Nothing matters to him, except increasing franchise value and cash flow for the owners who employ him. All else is just noise that gets swallowed up until the games are back on television.

Federal courts have affirmed the validity of his unchecked power in the latest case involving his role as the capricious disciplinarian for a private, collectively bargained business. Amazing as it is, his very overreach with arbitrarily imposed suspensions in multiple cases is now just more fodder for negotiation, an easy give-back to players in exchange for more regular-season games, expanded playoffs, less money or anything owners want. He doesn't need to care about being the league's appellate judge, especially if he can horse-trade it for dollars.

Any issue that seemed to threaten him has eventually been either deflected, diminished or consumed and absorbed, incorporated into a sports/gambling/media/marketing complex that has proved too big to fail.

A check was cut to palliate those complaining that football destroyed their brains.

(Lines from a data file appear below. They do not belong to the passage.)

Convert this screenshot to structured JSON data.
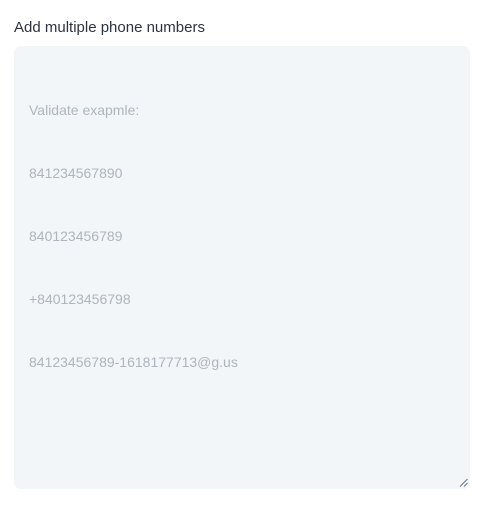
{
  "field": {
    "label": "Add multiple phone numbers",
    "placeholder_lines": [
      "Validate exapmle:",
      "841234567890",
      "840123456789",
      "+840123456798",
      "84123456789-1618177713@g.us"
    ]
  },
  "colors": {
    "label": "#2d3340",
    "textarea_bg": "#f3f6f9",
    "placeholder": "#adb5bd"
  },
  "icons": {
    "resize_handle": "resize-grip-icon"
  }
}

Goodell waits out others who will eventually die or exhaust their resources and energy to fight. He takes his time to gauge public reaction to whatever the latest player misdeed is — toddler abuse, spouse-beating, drugs, assault — then metes out punishments that seem focus-grouped. Even embarrassing officiating controversies become attention-grabbing lightning rods, driving discussion between games and ultimately blending into each other, forgettably.

Goodell needn't fear an emboldened players' union, either, not since its leadership vacuum has left it disorganized and disconnected, beset by an inability to sell long-range goals to short-term rank-and-file workers. Goodell and the owners know that players with careers averaging just four years and often living beyond their means are unlikely to sacrifice for the greater good of those who may come after them. The destructive nature of the game, in this ironic way, tilts the table toward management, with players as human grist for the entertainment mill working on largely unguaranteed contracts in exchange for shortened lives.

Debate Goodell's individual reputation all you want, but that misses the point of his tenure. He's not any kind of visionary or personality -- or even really a person. He's a single proxy for 32 owners, with their own mutually destructive conflicts and squabbles. As long as they agree on him as their bulwark against both public acrimony and the NFLPA, he'll continue making them wealthier through negotiation and expansion.

He's got the product. He has the games and the meta-games upon which they are predicated, all the pretend rosters and the video simulations to which so many of us remain addicted.

He and his bosses also know our collective attention span has withered to that of some twitchy insect, incapable of concentrating on scandal long enough to care and endlessly searching for new and shiny things on which to focus. The NFL counts on our ceaseless thirst for distraction, both to weather negative news cycles and to feed our desire to consume.

Roger Goodell is doing the job we prove that we want him to do: He keeps the football coming.